The Company and the Board have reviewed the Resignation Letter and concluded that: (i) none of the issues raised in the Resignation Letter were part of the basis for the Board’s request for Mr. O’Connor to resign, (ii) each of the substantive matters raised in the Resignation Letter were previously raised, investigated and considered by the Company’s special independent board committee focused on reviewing the company’s operations and (iii) the general substance of the issues addressed in Mr. O’Connor’s Resignation Letter do not require additional action by the Board at this time. In addition, as a summary matter, Company management disagrees with the claims made by Mr. O’Connor in the Resignation Letter and Mr. O’Connor’s characterizations of certain facts and his general conclusions.

The Company intends to continue to vigorously respond to allegations by Mr. O’Connor that it considers to be false, misleading or inappropriate and is currently considering all of its options, including the possibility of legal action against Mr. O’Connor.

The Company has provided Mr. O’Connor with a copy of the disclosures it is making in response to this Item 5.02 no later than the date of filing of this Form 8-K with the Securities and Exchange Commission. The Company will provide Mr. O’Connor with the opportunity to furnish the Company, as promptly as possible, with a letter addressed to the Company stating whether Mr. O’Connor agrees with the statements made by the Company in response to this Item 5.02 and, if not, stating the respects in which he does not agree. The Company will file any such letter received from Mr. O’Connor with the Securities and Exchange Commission as an exhibit by amendment to this Form 8-K within two business days after receipt by the Company.

 

Item 9.01 Financial Statements and Exhibits.

 

(d) Exhibits

 

Exhibit

No.

  

Description

17.1†    Resignation letter of Paul O’Connor, dated August 31, 2014.

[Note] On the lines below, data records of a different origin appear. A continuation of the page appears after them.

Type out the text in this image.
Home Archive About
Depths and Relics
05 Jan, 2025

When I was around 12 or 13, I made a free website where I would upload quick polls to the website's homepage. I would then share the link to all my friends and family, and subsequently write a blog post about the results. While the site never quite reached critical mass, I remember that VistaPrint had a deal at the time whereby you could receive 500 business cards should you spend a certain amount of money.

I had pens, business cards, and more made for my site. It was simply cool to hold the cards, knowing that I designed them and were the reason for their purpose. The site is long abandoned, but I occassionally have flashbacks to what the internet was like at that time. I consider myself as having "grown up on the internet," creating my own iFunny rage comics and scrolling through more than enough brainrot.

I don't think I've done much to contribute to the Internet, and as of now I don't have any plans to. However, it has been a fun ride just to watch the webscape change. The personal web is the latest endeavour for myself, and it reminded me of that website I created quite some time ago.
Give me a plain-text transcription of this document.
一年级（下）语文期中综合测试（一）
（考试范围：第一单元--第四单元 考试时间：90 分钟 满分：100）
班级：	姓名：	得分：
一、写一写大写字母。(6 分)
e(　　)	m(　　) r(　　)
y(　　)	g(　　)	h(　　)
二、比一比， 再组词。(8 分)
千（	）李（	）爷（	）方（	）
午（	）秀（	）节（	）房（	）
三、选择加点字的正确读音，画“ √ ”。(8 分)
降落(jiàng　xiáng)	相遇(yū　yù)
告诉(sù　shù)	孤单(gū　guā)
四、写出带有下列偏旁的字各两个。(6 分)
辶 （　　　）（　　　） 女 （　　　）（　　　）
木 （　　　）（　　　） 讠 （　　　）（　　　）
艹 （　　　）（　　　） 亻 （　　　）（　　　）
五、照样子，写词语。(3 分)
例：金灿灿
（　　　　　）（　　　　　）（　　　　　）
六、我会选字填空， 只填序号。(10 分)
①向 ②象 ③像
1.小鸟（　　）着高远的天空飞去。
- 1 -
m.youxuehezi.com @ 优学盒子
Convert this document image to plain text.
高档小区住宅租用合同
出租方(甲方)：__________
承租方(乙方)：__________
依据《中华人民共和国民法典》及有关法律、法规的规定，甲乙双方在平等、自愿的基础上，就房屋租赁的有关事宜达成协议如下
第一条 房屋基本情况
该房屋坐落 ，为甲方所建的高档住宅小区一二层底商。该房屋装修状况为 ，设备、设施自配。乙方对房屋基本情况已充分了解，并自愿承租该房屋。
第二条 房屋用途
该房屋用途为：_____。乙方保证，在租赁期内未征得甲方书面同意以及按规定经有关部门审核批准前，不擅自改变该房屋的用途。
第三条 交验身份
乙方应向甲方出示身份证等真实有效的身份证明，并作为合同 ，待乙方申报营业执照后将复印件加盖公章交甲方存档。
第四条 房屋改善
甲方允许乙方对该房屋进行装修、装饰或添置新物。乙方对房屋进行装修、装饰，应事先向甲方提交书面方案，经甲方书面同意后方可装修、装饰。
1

† Confidential treatment requested as to portions of the exhibit. Confidential materials omitted and filed separately with the Securities and Exchange Commission.


SIGNATURE

Pursuant to the requirements of the Securities Exchange Act of 1934, the Registrant has duly caused this report to be signed on its behalf by the undersigned hereunto duly authorized.

 

KiOR, Inc.
By:   /s/ Christopher A. Artzer
  Christopher A. Artzer
  President, Interim Chief Financial Officer, General Counsel and Secretary

Date: September 5, 2014


EXHIBIT INDEX

 

Exhibit

No.

  

Description

17.1†    Resignation letter of Paul O’Connor, dated August 31, 2014.

† Confidential treatment requested as to portions of the exhibit. Confidential materials omitted and filed separately with the Securities and Exchange Commission.